Dat kun je soms zien in de verhouding tussen ouders en kinderen. Als je kijkt naar de omgang van de generaties met elkaar, dan zie je soms gebeuren dat ouders zich vastklampen aan hun opgroeiende kinderen. Ze zien in die kinderen de steun en de zin van hun eigen leven en ze omringen die kinderen met de grootst mogelijke zorg omdat zij de betekenis van hun bestaan aan die kinderen ontlenen. Ze houden hun kinderen vast en ze omringen ze met alle mogelijke maatregelen om te voorkomen dat ze ten prooi zouden vallen aan de harde omgeving om hen heen. Het geringste kwaad dat hun kind overkomt, de kleinste afwijking van het patroon dat zij hun kinderen hebben willen inprenten, ze zien het als een ernstige inbreuk op hun eigen leven en de verwachtingen die zij ten aanzien van het kind koesteren. Niet zelden vervreemden kinderen zich van zulke ouders. Ze stikken op den duur in het door hun vader en moeder in stand gehouden zorggetto.

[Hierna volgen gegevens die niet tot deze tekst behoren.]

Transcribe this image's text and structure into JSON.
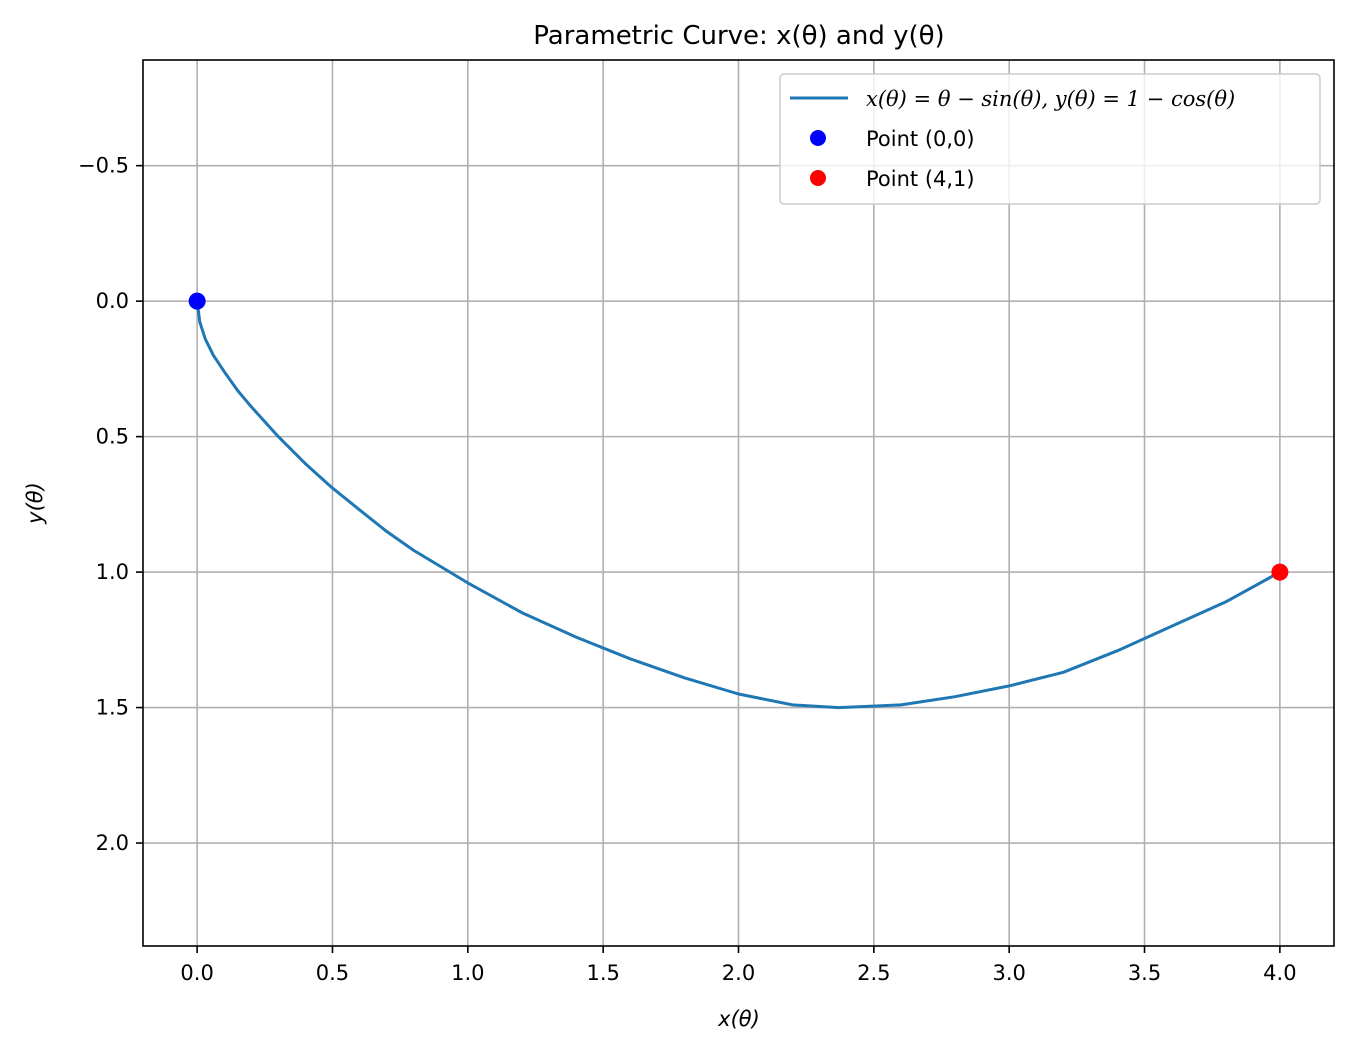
{
  "chart_data": {
    "type": "line",
    "title": "Parametric Curve: x(θ) and y(θ)",
    "xlabel": "x(θ)",
    "ylabel": "y(θ)",
    "xlim": [
      -0.2,
      4.2
    ],
    "ylim": [
      2.38,
      -0.89
    ],
    "y_inverted": true,
    "xticks": [
      0.0,
      0.5,
      1.0,
      1.5,
      2.0,
      2.5,
      3.0,
      3.5,
      4.0
    ],
    "xtick_labels": [
      "0.0",
      "0.5",
      "1.0",
      "1.5",
      "2.0",
      "2.5",
      "3.0",
      "3.5",
      "4.0"
    ],
    "yticks": [
      -0.5,
      0.0,
      0.5,
      1.0,
      1.5,
      2.0
    ],
    "ytick_labels": [
      "−0.5",
      "0.0",
      "0.5",
      "1.0",
      "1.5",
      "2.0"
    ],
    "grid": true,
    "legend_position": "top-right",
    "series": [
      {
        "name": "x(θ) = θ − sin(θ), y(θ) = 1 − cos(θ)",
        "kind": "line",
        "color": "#1f77b4",
        "points": [
          [
            0.0,
            0.0
          ],
          [
            0.01,
            0.077
          ],
          [
            0.03,
            0.14
          ],
          [
            0.06,
            0.2
          ],
          [
            0.1,
            0.26
          ],
          [
            0.15,
            0.33
          ],
          [
            0.2,
            0.39
          ],
          [
            0.3,
            0.5
          ],
          [
            0.4,
            0.6
          ],
          [
            0.5,
            0.69
          ],
          [
            0.6,
            0.77
          ],
          [
            0.7,
            0.85
          ],
          [
            0.8,
            0.92
          ],
          [
            1.0,
            1.04
          ],
          [
            1.2,
            1.15
          ],
          [
            1.4,
            1.24
          ],
          [
            1.6,
            1.32
          ],
          [
            1.8,
            1.39
          ],
          [
            2.0,
            1.45
          ],
          [
            2.2,
            1.49
          ],
          [
            2.37,
            1.5
          ],
          [
            2.6,
            1.49
          ],
          [
            2.8,
            1.46
          ],
          [
            3.0,
            1.42
          ],
          [
            3.2,
            1.37
          ],
          [
            3.4,
            1.29
          ],
          [
            3.6,
            1.2
          ],
          [
            3.8,
            1.11
          ],
          [
            4.0,
            1.0
          ]
        ]
      },
      {
        "name": "Point (0,0)",
        "kind": "marker",
        "color": "#0000ff",
        "points": [
          [
            0,
            0
          ]
        ]
      },
      {
        "name": "Point (4,1)",
        "kind": "marker",
        "color": "#ff0000",
        "points": [
          [
            4,
            1
          ]
        ]
      }
    ]
  },
  "legend": {
    "entry_curve_math": "x(θ) = θ − sin(θ), y(θ) = 1 − cos(θ)",
    "entry_point_a": "Point (0,0)",
    "entry_point_b": "Point (4,1)"
  },
  "colors": {
    "curve": "#1f77b4",
    "point_a": "#0000ff",
    "point_b": "#ff0000",
    "grid": "#b0b0b0",
    "frame": "#000000"
  }
}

De kinderen krijgen hun vrijheid pas terug als vader en moeder hebben geleerd dat zij hun bestaan aan henzelf moeten ontlenen en niet aan hun kinderen. Als zij hebben begrepen dat zij hun kinderen moeten vrijlaten en zij, wat zij daardoor hebben opgeofferd, uiteindelijk veel overvloediger terugkrijgen.
Als je het offer van Abraham zo leest, dan is het een verhaal dat ons wil zeggen dat je voor het vinden van jezelf afstand zal moeten doen van wat je het meest dierbaar toeschijnt. Pas dan kom je in aanmerking voor Gods zegen. Wij kunnen alleen maar behouden wat wij weggeven.
Alleen wat we vrijlaten zal bij ons blijven en alleen wat we opoffferen zal ons geschonken worden. Op die - innerlijke manier gelezen - is het offer van Abraham een wijze en grootse vertelling. En van een diepe religiositeit omdat de God die dan spreekt, niet meer van buiten komt, geen geheimzinnige gedaante tegenover ons is, maar een diep geheim is dat zich in onszelf verbergt.